As an attempt to sample a paused moment, reel-to-reel tape looping conjures a history situated in a completely different yet ubiquitous context, with this work being the cousin of the sonority echoed in Buhlungu’s debut exhibition dissonated underings [hic!], after-happenings and khuayarings (sithi “ahhhh!”)  at Kunsthalle Bern (CH), in October 2022. Departing from historical echoes, the tape loop (Same-ing the same Sames) samples a moment of playing on D.D.T. Jabavu’s Sames piano in his home in Middledrift, South Africa, in October 2021. Jabavu, a South African scholar, writer and educator–amongst other titles–is a significant generational key here;  the tape loop samples the artist playing this piano, upon the encouragement of Makhulu Victoria Jabavu–his last born daughter, now in her eighties, who lives in and minds the historic house, which she also grew up in. The piano is said to have been bought over by Jabavu from his travels in the UK circa the 1920s -1930s, which is one but many indications to his appreciation and affinity to spiritual and choral music from the 19th and 20th centuries in South–and beyond. The sonority of the piano mechanises the sharing and storing of the movements and everyday mundanities of this family located within a broader socio-historical lineage within the country. A centuries-old chronological echo, Makhulu Victoria’s narrative sharing and invitation to engage with the piano – which itself ‘interluded’ a conversation of considerable personal depth – situates suggestures sonically in this exhibition.

Embracing this exhibition as a support system for this interlude are the Khuaya modular stands. They are thought as invitations to sing, sit, sit still, sit and play a beat with your hands, listen, read, to be rearranged, to be borrowed and as a calling for a communal activity which is yet to happen.

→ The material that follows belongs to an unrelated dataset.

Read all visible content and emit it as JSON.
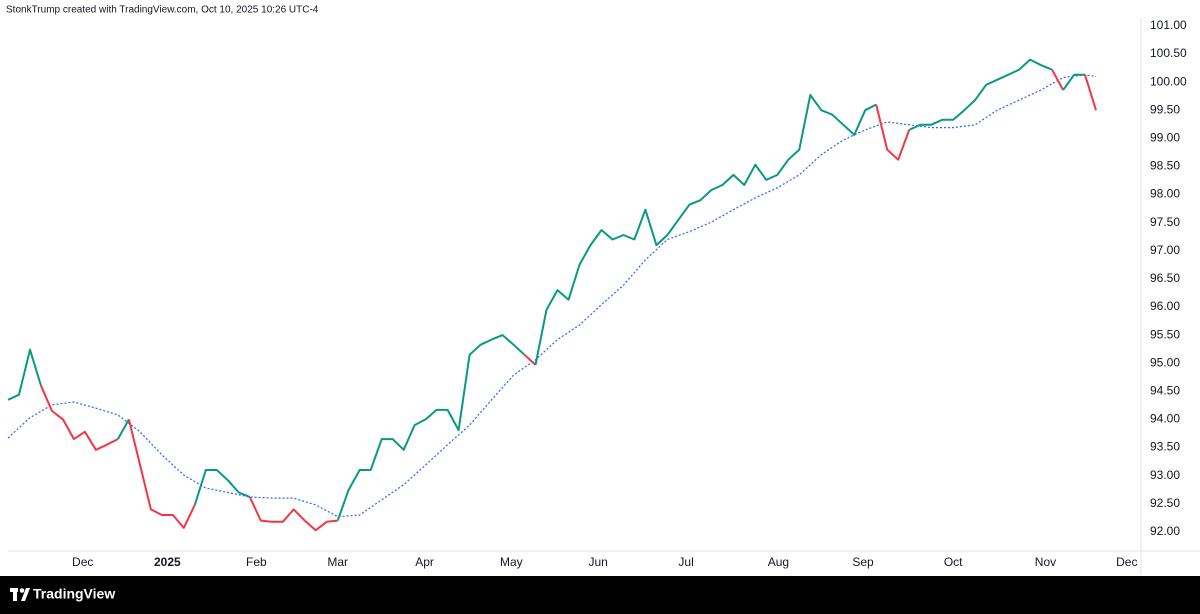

Having debuted as part of the first Khuaya installation, they return to facilitate this moment of pausing.

Passing by for a visit (again!) is a puddle, whose rather preoccupied interlocution and considerable depth in the exhibition was explored in an expanded moment of reading on the 4th of June, alongside artist Negiste Yesside Johnson, titled Our Friends Are Deeper Than We Thought (A Conver-something).